Primero se colorea la lámina portaobjeto con el colorante azul brillante de cresilde manera de que al
colocar una muestra de sangre sobre ella, el colorante de la lámina penetre dentro de la célula y tiña
estructuras internas sin que ni las células ni las estructuras sean dañadas o alteradas.
3.1.- Láminas portaobjetos
3.2.- Laminillas
3.3.- Tubos capilares no heparinizados
3.4.- Colorante azul brillante de cresil (ABC).
4.- Procedimiento
4.1.- Colocar dos gotas de ABC en una lámina portaobjeto escrupulosamente limpia.
4.2.- Dejar caer suavemente una lámina limpia sobre el colorante y dejar que este se extienda
uniformemente entre las láminas colocadas por aposición, quitar el exceso de colorante de los lados,
inclinando las dos láminas yuxtapuestas sobre una gasa o papel absorbente. Con un movimiento
rápido y horizontal separar las laminas de manera que se deslicen una sobre la otra, dejar secar.
4.3.- Sobre una lámina cubreobjeto bien limpia, agregar una pequeña gota de sangre con un tubo
capilar no heparinizado y dejar caer invertida sobre la lámina de ABC. La gota de sangre se extenderá
espontáneamente; si esto no sucede, hacer una ligera presión.

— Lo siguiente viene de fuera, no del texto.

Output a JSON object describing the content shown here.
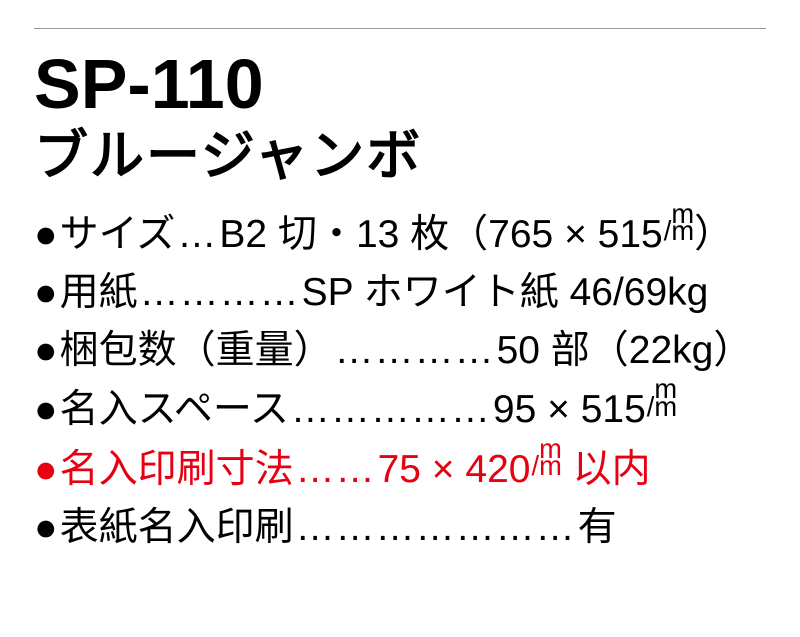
{
  "product": {
    "code": "SP-110",
    "title": "ブルージャンボ"
  },
  "specs": [
    {
      "bullet": "●",
      "label": "サイズ",
      "leader": "…",
      "value_pre": "B2 切・13 枚（765 × 515",
      "has_mm": true,
      "value_post": "）",
      "highlight": false
    },
    {
      "bullet": "●",
      "label": "用紙",
      "leader": "…………",
      "value_pre": "SP ホワイト紙 46/69kg",
      "has_mm": false,
      "value_post": "",
      "highlight": false
    },
    {
      "bullet": "●",
      "label": "梱包数（重量）",
      "leader": "…………",
      "value_pre": "50 部（22kg）",
      "has_mm": false,
      "value_post": "",
      "highlight": false
    },
    {
      "bullet": "●",
      "label": "名入スペース",
      "leader": "……………",
      "value_pre": "95 × 515",
      "has_mm": true,
      "value_post": "",
      "highlight": false
    },
    {
      "bullet": "●",
      "label": "名入印刷寸法",
      "leader": "……",
      "value_pre": "75 × 420",
      "has_mm": true,
      "value_post": " 以内",
      "highlight": true
    },
    {
      "bullet": "●",
      "label": "表紙名入印刷",
      "leader": "…………………",
      "value_pre": "有",
      "has_mm": false,
      "value_post": "",
      "highlight": false
    }
  ],
  "colors": {
    "text": "#000000",
    "highlight": "#e60012",
    "rule": "#999999",
    "background": "#ffffff"
  }
}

4.4.- Montar la lámina sobre la platina y proceder a enfocar con objetivo de 10X para localizar la
preparación; logrado esto pasar a objetivo de 40X. Se debe buscar el sitio donde los eritrocitos se
puedan ver lo suficientemente separados como para distinguir su morfología individual y la
distribución de los mismos se vea regular.
5.- Recomendaciones y precauciones

5.1.- Asegúrese de que las láminas están perfectamente limpias y pulidas para que la sangre se
distienda con facilidad y se obtenga una preparación adecuada.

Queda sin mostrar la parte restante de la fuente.